Linux Kernel protocol stack socket query cache routing mechanism, protocol stack socket

Source: Internet
Author: User

Linux Kernel protocol stack socket query cache routing mechanism, protocol stack socket
Is it faster to query the route table? Or is it faster to query the socket hash table? This is not the root of the problem. The root cause of the problem is how to use the two effectively, so that the two can become partners rather than competitors. What's going on?
We know that if a data packet is to arrive locally, it will go through two lookup processes (for the time being, conntrack is not considered): IP Layer Lookup routing and Transport Layer Lookup socket. How to merge the two.
The Linux kernel protocol stack adopts a method: Add a dst field to the socket as the cache route method. skb first searches for the socket before finding the route, set the cache dst to skb. When you look for a route, you will find that there is dst, saving the route search process.
The problem is, when will the dst field of the socket be set? Of course, it was set when "the first skb related to the socket" arrived. Undoubtedly, even if the first skb finds the socket, dst on the socket is also NULL at this time, the route table will be searched honestly. If it is found, the route item will be set to the dst field of the socket.
This feature is called ip_early_demux in Linux. In the kernel documentation, it is described as follows:
Ip_early_demux-BOOLEAN Optimize input packet processing down to one demux
Certain kinds of local sockets. Currently we only do this
For established TCP sockets.
It may add an additional cost for pure routing workloads that
Reduces overall throughput, in such case you shoshould disable it.
Default: 1
For forward forwarding, this feature will inevitably reduce performance, but I don't want to talk about this obvious problem. I want to talk about two points:
1. Hierarchical cache Logic
We know that route lookup is a "best effort" Multi-to-one matching process. skb and route entry do not have a exactly one-to-one correspondence relationship. Therefore, the socket cannot be cached in the route entry, however, the routing entry can be cached in the socket, because the socket and skb have a one-to-one correspondence relationship (I am not talking about TCP listen socket ..), similarly, I can cache the socket in the route cache, because the routing cache and skb are also one-to-one mappings.
However, the Linux kernel still removes the support of the route cache, but this does not matter, as long as you know one thing is enough: the exact matching items corresponding to one can be cached more loose than one matching item. If you move your eyes to conntrack, you will know how to do it. I used to cache the route entry into conntrack. According to this logic, it is reasonable. Likewise, the socket can also be cached in conntrack, which has the match and target related to iptables.
2. automatic or manual
Since Linux has the ip_early_demux configuration parameter, the problem is when to enable it and when to disable it. This is especially difficult to answer when you do not know how many packets arrive locally and how many packets are forward. In this case, do you believe that the Administrator's non-zero configuration is 1, or do you want the system to dynamically adapt?
How to collect statistics is particularly important. In typical cases, if more than 60% of the packages arrive locally, enable them, and vice versa. Ip_early_demux configuration parameter as a global parameter is not bad, because if not, there will be another problem, that is, how to determine whether a package needs early_demux... for non-seven-layer border devices, traffic is classified into management traffic and data traffic. For the former, the traffic end point is local, while for the latter, the local machine only performs forward. If we can efficiently classify packets in a plane in advance, the configuration of two ip_early_demux servers will be better. for out-of-band management, Linux nsnamespace can perform this task well.

Contact Us

The content source of this page is from Internet, which doesn't represent Alibaba Cloud's opinion; products and services mentioned on that page don't have any relationship with Alibaba Cloud. If the content of the page makes you feel confusing, please write us an email, we will handle the problem within 5 days after receiving your email.

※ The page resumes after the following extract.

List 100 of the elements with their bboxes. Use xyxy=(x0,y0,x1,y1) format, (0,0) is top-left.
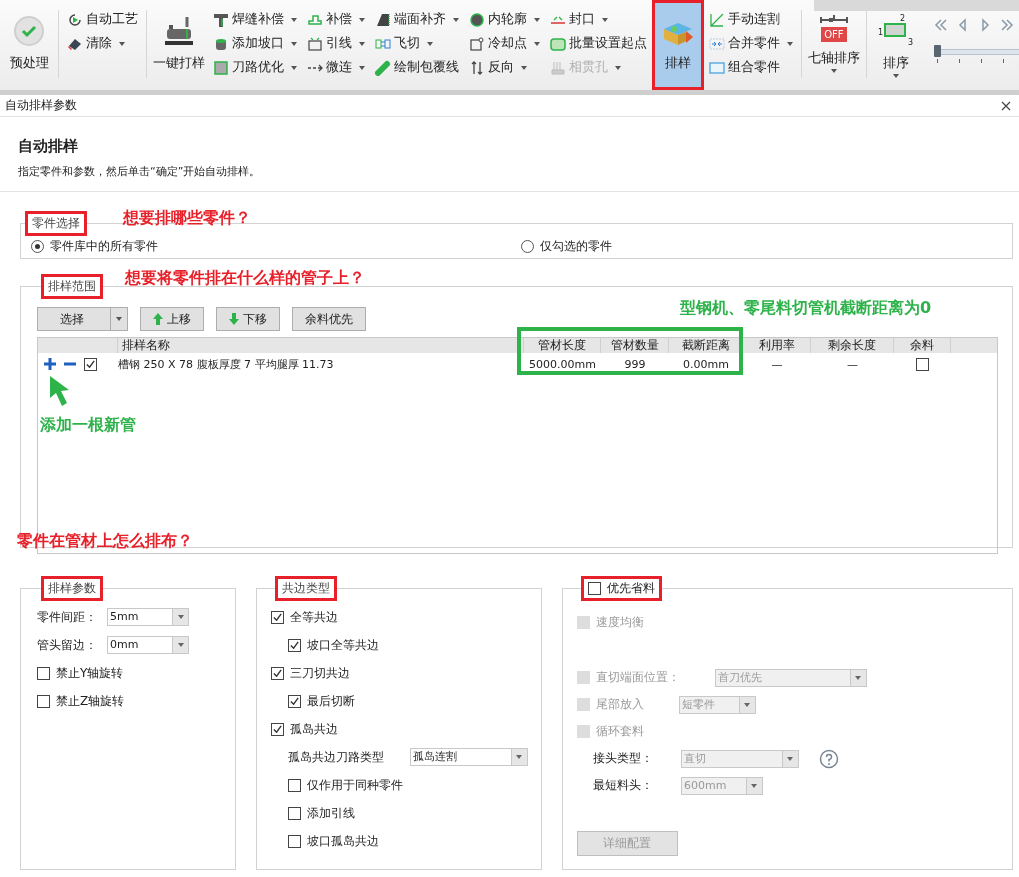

If you find any instances of plagiarism from the community, please send an email to: info-contact@alibabacloud.com and provide relevant evidence. A staff member will contact you within 5 working days.

A Free Trial That Lets You Build Big!

Start building with 50+ products and up to 12 months usage for Elastic Compute Service

  • Sales Support

    1 on 1 presale consultation

  • After-Sales Support

    24/7 Technical Support 6 Free Tickets per Quarter Faster Response

  • Alibaba Cloud offers highly flexible support services tailored to meet your exact needs.